ゴシック地区に点在する歴史的モニュメントの一つピカソの壁画。
普通に町中にピカソの作品があるなんてなんて素敵なんだ。




ゴシック地区からグラシア通りを北上、カタルーニャ広場を抜けてカサ・バトリョとカサ・ミラを見に行く。グラシア通りはハイブランドも立ち並ぶメインストリートだ。

ハネムーン 09 バルセロナ

サグラダファミリアを後にした僕らが次に目指したのは、グエル公園だった。
タクシーを捕まえようとしたが、サグラダファミリア付近は人がごったがえしていたので
ちょっと離れたところで捕まえないと、動かんようなる!と僕が言い張って歩き出した。
しかしいざ捕まえようとしたら、全然捕まらず、タクシーは通るのだが、
既にサグラダ〜グエル公園までの客が乗っているし、一方通行が多い。
で、結局上り坂を3キロくらい歩いてしまった。ごめんミッチ。とにかく日差しが強いので、飲み物を買って汗だくになりながら辿り着いた。僕らのように歩いているカップルもいたが、ベターではない。しかしなかなか良い経験だった。
グエル公園に着いたんだけど、果たしてあのカメレオンは何処にあるのだろうと、疑問を抱いた。僕はほとんど下調べ無しだったので、園内地図を見ても、全くピンっとこなかった。きっと山のてっぺんにあるだろうと勝手に思い込み、ガウディが作ったその庭園を見学しながら上っていった、てっぺんには広い広場があり、犬を走らせていた。。。?!!!あれ?!カメレオンいなーい!ま、バルセロナを一望する景色を見れたのでいっか。
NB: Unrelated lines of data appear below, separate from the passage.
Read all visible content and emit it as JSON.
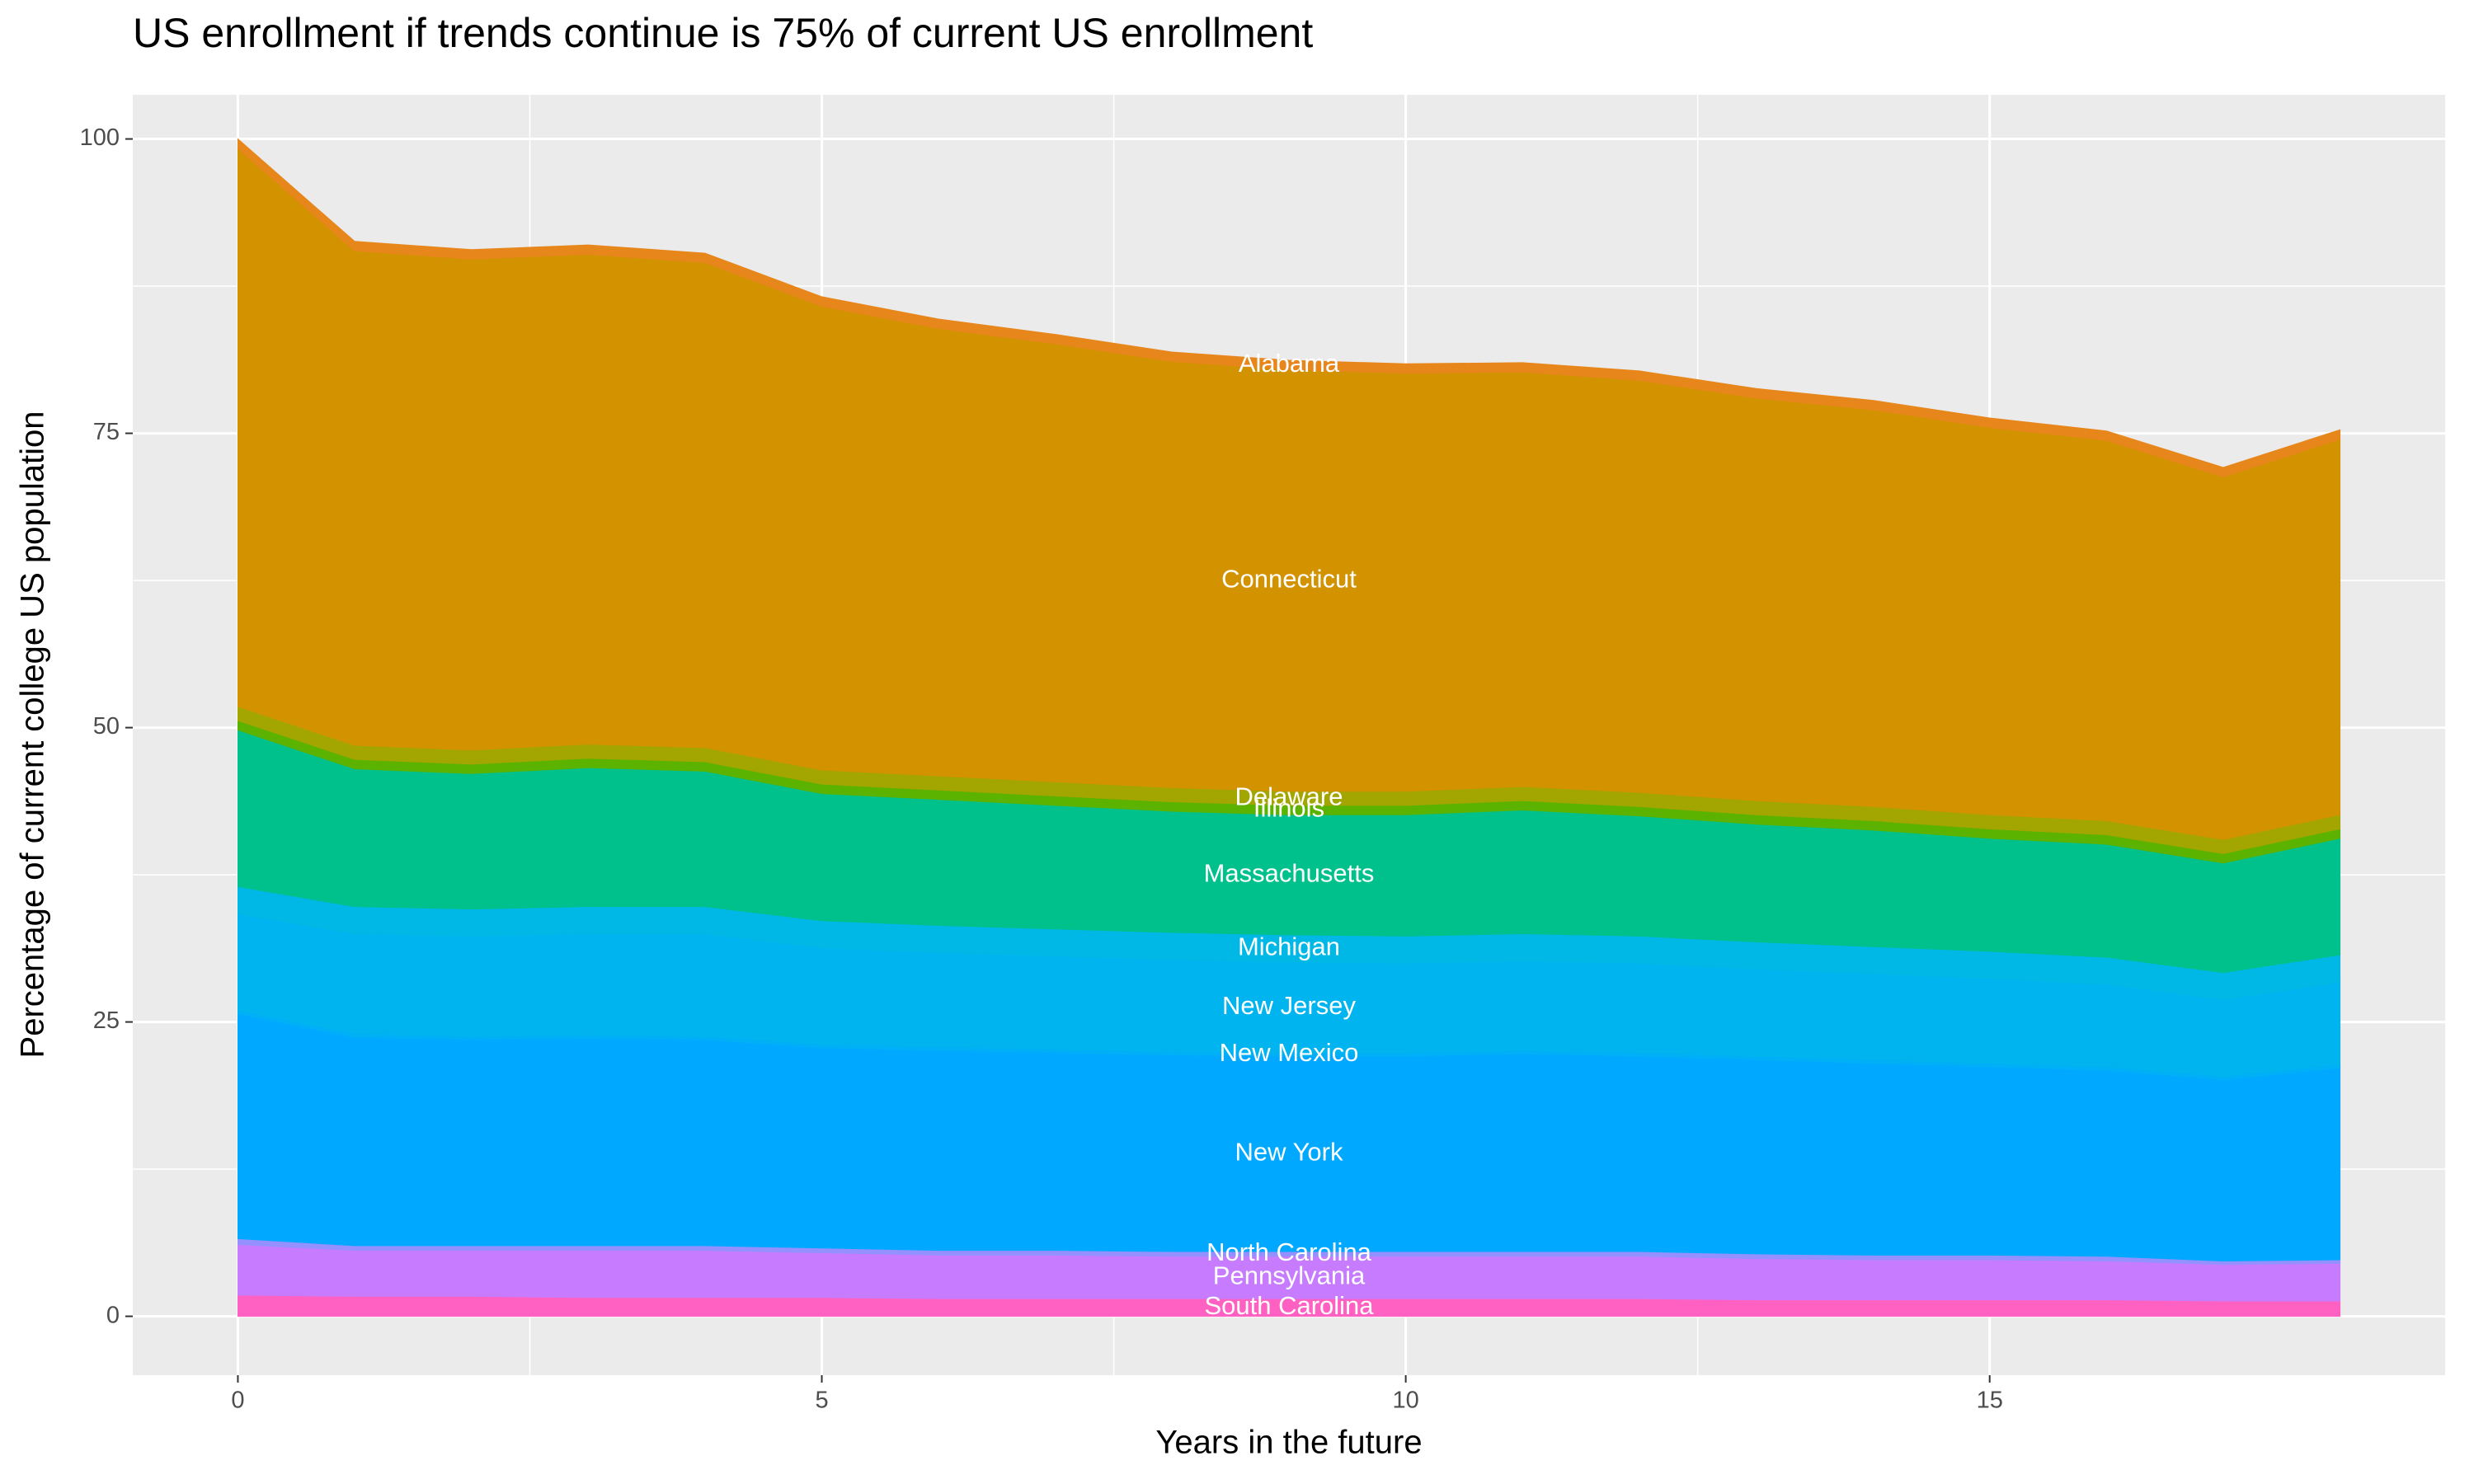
{
  "chart_data": {
    "type": "stacked_area",
    "title": "US enrollment if trends continue is 75% of current US enrollment",
    "x_label": "Years in the future",
    "y_label": "Percentage of current college US population",
    "x": [
      0,
      1,
      2,
      3,
      4,
      5,
      6,
      7,
      8,
      9,
      10,
      11,
      12,
      13,
      14,
      15,
      16,
      17,
      18
    ],
    "xlim": [
      -0.9,
      18.9
    ],
    "xticks": [
      0,
      5,
      10,
      15
    ],
    "ylim": [
      -5,
      103.75
    ],
    "yticks": [
      0,
      25,
      50,
      75,
      100
    ],
    "grid": true,
    "series": [
      {
        "name": "South Carolina",
        "color": "#ff61c3",
        "values": [
          1.8,
          1.7,
          1.7,
          1.6,
          1.6,
          1.6,
          1.5,
          1.5,
          1.5,
          1.5,
          1.5,
          1.5,
          1.5,
          1.4,
          1.4,
          1.4,
          1.4,
          1.3,
          1.3
        ]
      },
      {
        "name": "Pennsylvania",
        "color": "#c77cff",
        "values": [
          4.3,
          3.9,
          3.9,
          4.0,
          4.0,
          3.8,
          3.7,
          3.7,
          3.6,
          3.6,
          3.6,
          3.6,
          3.6,
          3.5,
          3.4,
          3.4,
          3.3,
          3.1,
          3.2
        ]
      },
      {
        "name": "North Carolina",
        "color": "#9590ff",
        "values": [
          0.5,
          0.4,
          0.4,
          0.4,
          0.4,
          0.4,
          0.4,
          0.4,
          0.4,
          0.4,
          0.4,
          0.4,
          0.4,
          0.4,
          0.4,
          0.4,
          0.4,
          0.3,
          0.3
        ]
      },
      {
        "name": "New York",
        "color": "#00a9ff",
        "values": [
          19.1,
          17.7,
          17.5,
          17.6,
          17.5,
          17.0,
          17.0,
          16.8,
          16.7,
          16.6,
          16.6,
          16.8,
          16.6,
          16.5,
          16.3,
          16.0,
          15.8,
          15.4,
          16.3
        ]
      },
      {
        "name": "New Mexico",
        "color": "#00b0f6",
        "values": [
          0.3,
          0.3,
          0.3,
          0.3,
          0.3,
          0.3,
          0.3,
          0.3,
          0.3,
          0.3,
          0.3,
          0.3,
          0.3,
          0.3,
          0.3,
          0.3,
          0.3,
          0.3,
          0.3
        ]
      },
      {
        "name": "New Jersey",
        "color": "#00b4ef",
        "values": [
          8.2,
          8.5,
          8.5,
          8.6,
          8.7,
          8.2,
          8.0,
          7.9,
          7.8,
          7.7,
          7.6,
          7.6,
          7.6,
          7.4,
          7.3,
          7.2,
          7.0,
          6.5,
          7.0
        ]
      },
      {
        "name": "Michigan",
        "color": "#00b8e5",
        "values": [
          2.3,
          2.3,
          2.3,
          2.3,
          2.3,
          2.3,
          2.3,
          2.3,
          2.3,
          2.3,
          2.3,
          2.3,
          2.3,
          2.3,
          2.3,
          2.3,
          2.3,
          2.3,
          2.3
        ]
      },
      {
        "name": "Massachusetts",
        "color": "#00c08b",
        "values": [
          13.3,
          11.7,
          11.5,
          11.8,
          11.5,
          10.8,
          10.7,
          10.5,
          10.3,
          10.2,
          10.3,
          10.5,
          10.2,
          10.0,
          9.9,
          9.6,
          9.6,
          9.3,
          9.9
        ]
      },
      {
        "name": "Illinois",
        "color": "#5bb300",
        "values": [
          0.8,
          0.8,
          0.8,
          0.8,
          0.8,
          0.8,
          0.8,
          0.8,
          0.8,
          0.8,
          0.8,
          0.8,
          0.8,
          0.8,
          0.8,
          0.8,
          0.8,
          0.8,
          0.8
        ]
      },
      {
        "name": "Delaware",
        "color": "#a3a500",
        "values": [
          1.2,
          1.2,
          1.2,
          1.2,
          1.2,
          1.2,
          1.2,
          1.2,
          1.2,
          1.2,
          1.2,
          1.2,
          1.2,
          1.2,
          1.2,
          1.2,
          1.2,
          1.2,
          1.2
        ]
      },
      {
        "name": "Connecticut",
        "color": "#d39200",
        "values": [
          47.4,
          42.0,
          41.7,
          41.6,
          41.2,
          39.4,
          38.0,
          37.2,
          36.2,
          35.8,
          35.5,
          35.2,
          35.0,
          34.2,
          33.7,
          32.9,
          32.3,
          30.8,
          31.9
        ]
      },
      {
        "name": "Alabama",
        "color": "#e7861b",
        "values": [
          0.8,
          0.8,
          0.8,
          0.8,
          0.8,
          0.8,
          0.8,
          0.8,
          0.8,
          0.8,
          0.8,
          0.8,
          0.8,
          0.8,
          0.8,
          0.8,
          0.8,
          0.8,
          0.8
        ]
      }
    ]
  }
}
さて、気を取り直して公園を下っていく。水を売ってくる黒人、変な雑貨を販売してるおじさん、ギター演奏する人、タンクトップでサングラスのブロンド女性、駆け抜ける犬。おおお、っぽいぞ。ここだここだと、ほんとサラッと見学(ほぼ通過)あ、カメレオンもおった。そうそうこれこれ、見た事あるやつや(サラリと通過)その勢いで、地下鉄レセップス駅へ向かう。




おったおった、こいつ!頭をポンポン叩いて通過


サグラダファミリアの後だったので、完全に感動薄まっていたが、グエル公園は広くて独特な景観を持つ公園だった。地下鉄に乗ったら、ミッチが日本人青年と話していた。彼は関東の大学生でサッカーを追っかけてヨーロッパを回っているのだそうだ。とてもたくましい青年だった。